[Date Prev][Date Next][Thread Prev][Thread Next][Date Index][Thread Index]

Re: [HTCondor-users] increase time to transfer output files in startd before it thinks it's hung?



Thanks, I'll give it a try.  It wasn't the one I came up with - MAX_TRANSFER_QUEUE_AGE.  How does that fit in with the *NOT_RESPONDING_TIMEOUT knobs?  i.e. if I bump up the not responding time out, would the next thing I hit be the max queue age?

klint.


From: Cole Bollig <cabollig@xxxxxxxx>
Sent: Saturday, 15 February 2025 2:57 AM
To: htcondor-users@xxxxxxxxxxx <htcondor-users@xxxxxxxxxxx>
Cc: Klint Gore <kgore4@xxxxxxxxxx>
Subject: Re: [HTCondor-users] increase time to transfer output files in startd before it thinks it's hung?
 
Hi Klint,

The configuration option Todd was referring to was STARTER_NOT_RESPONDING_TIMEOUT. Which is a more specific version of NOT_RESPONDING_TIMEOUT. As for logging, you could set STARTER_DEBUG = $(START_DEBUG), D_FULLDEBUG. This will increase the number of logging messages in the Starter logs but will give and in-depth look into what file transfer is doing. There is also a transfer history file that prints out some information regarding each transfer that has occurred. Not sure how useful it would be given it only tells you what has been finished attempting to transfer and there is only one history per EP so all starters will write to it. In case, you want to look at it you can do:

condor_history -file $(condor_config_val FILE_TRANSFER_STATS_LOG) -af:h TransferType ConnectionTimeSeconds TransferTotalBytes TransferFileName

-Cole Bollig

From: HTCondor-users <htcondor-users-bounces@xxxxxxxxxxx> on behalf of Klint Gore via HTCondor-users <htcondor-users@xxxxxxxxxxx>
Sent: Thursday, February 13, 2025 11:54 PM
To: htcondor-users@xxxxxxxxxxx <htcondor-users@xxxxxxxxxxx>
Cc: Klint Gore <kgore4@xxxxxxxxxx>
Subject: [HTCondor-users] increase time to transfer output files in startd before it thinks it's hung?
 
I've got a situation where the starter thinks that transferring output files has hung

02/14/25 05:26:28 ERROR: Child pid 77106 appears hung! Killing it hard.
02/14/25 05:26:28 Starter pid 77106 died on signal 9 (signal 9 (Killed))
02/14/25 05:26:33 slot1: State change: starter exited

It looks like the same situation ashttps://www-auth.cs.wisc.edu/lists/htcondor-users/2019-April/msg00051.shtml.  In that message, Todd refers to increasing the "I think you are dead" timeout.

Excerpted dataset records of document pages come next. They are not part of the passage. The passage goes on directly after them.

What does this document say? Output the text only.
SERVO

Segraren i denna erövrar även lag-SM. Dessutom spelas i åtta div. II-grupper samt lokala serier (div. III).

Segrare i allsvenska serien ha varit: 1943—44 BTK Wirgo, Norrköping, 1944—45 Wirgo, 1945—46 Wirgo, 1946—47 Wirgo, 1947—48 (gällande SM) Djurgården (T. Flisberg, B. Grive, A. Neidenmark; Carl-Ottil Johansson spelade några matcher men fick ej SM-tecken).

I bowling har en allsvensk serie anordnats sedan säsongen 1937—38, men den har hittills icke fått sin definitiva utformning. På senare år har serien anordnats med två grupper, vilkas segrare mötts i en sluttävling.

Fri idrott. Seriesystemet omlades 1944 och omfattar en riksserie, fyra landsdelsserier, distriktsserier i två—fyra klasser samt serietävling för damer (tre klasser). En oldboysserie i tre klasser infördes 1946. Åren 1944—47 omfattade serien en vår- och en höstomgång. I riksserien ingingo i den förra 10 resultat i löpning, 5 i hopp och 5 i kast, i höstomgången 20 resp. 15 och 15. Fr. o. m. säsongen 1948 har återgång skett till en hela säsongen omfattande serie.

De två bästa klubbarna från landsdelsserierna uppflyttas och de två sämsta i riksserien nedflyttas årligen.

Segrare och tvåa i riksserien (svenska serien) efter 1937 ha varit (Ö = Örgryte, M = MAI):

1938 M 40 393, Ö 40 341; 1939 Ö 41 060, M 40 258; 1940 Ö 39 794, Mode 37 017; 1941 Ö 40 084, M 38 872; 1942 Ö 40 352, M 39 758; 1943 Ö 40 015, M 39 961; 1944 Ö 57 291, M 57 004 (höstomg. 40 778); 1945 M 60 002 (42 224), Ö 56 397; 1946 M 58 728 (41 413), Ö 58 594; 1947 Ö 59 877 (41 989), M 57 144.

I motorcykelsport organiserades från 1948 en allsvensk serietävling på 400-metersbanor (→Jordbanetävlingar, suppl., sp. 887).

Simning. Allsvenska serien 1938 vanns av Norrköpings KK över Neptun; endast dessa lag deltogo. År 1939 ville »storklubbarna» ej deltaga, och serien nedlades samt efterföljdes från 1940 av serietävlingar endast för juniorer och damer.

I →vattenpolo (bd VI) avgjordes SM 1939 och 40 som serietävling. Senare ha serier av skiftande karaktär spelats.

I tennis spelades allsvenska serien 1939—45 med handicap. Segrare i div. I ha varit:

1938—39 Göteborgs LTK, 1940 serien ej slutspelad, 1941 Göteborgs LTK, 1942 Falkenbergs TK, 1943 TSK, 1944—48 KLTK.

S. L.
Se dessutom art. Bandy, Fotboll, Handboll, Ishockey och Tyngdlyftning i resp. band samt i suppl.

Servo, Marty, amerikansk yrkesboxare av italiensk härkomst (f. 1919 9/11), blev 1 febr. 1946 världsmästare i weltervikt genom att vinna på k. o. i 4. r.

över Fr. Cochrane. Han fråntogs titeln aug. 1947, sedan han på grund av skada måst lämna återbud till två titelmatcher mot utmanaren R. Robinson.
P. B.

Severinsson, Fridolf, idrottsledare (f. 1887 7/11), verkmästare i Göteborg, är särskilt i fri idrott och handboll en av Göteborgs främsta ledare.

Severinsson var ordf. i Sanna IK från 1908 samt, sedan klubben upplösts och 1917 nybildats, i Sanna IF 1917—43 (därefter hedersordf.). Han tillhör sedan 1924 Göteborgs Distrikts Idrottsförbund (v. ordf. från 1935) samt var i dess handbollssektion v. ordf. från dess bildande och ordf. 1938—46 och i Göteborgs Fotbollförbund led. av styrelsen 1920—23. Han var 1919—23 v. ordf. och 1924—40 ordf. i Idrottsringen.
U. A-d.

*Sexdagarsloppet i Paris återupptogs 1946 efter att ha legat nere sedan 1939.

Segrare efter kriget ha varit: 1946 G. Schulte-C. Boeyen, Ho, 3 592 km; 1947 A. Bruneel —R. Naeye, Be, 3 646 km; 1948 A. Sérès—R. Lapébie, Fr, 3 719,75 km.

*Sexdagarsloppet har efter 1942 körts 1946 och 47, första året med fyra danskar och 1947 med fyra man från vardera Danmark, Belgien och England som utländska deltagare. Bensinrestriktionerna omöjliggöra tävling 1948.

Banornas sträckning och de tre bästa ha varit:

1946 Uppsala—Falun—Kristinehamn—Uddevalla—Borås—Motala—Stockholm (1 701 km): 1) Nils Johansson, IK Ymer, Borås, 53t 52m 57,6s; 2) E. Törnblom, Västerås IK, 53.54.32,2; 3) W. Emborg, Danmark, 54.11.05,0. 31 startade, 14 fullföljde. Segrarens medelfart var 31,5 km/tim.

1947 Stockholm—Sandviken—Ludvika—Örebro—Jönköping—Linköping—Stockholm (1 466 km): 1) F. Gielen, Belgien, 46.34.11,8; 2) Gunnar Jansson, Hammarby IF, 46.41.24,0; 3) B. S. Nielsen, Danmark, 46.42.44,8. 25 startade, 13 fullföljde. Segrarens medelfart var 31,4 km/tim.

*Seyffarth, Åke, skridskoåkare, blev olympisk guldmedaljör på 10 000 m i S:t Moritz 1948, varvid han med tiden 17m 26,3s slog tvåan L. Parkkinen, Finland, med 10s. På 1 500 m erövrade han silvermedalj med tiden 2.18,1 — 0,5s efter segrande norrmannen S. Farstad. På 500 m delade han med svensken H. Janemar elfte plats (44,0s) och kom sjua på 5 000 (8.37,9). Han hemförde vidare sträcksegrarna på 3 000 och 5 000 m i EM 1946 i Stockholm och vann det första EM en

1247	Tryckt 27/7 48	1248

Is that still the case 6 years later?  
If so, what's the "I think you are dead" setting actually called so I can test it?
Is there a way to log the amount to be returned? i.e. transfer_history for output files as well as input files.

I'm seeing it in 23.0.12 on debian bookworm.  I've just updated that starter to 23.0.20 in case that helps.

klint.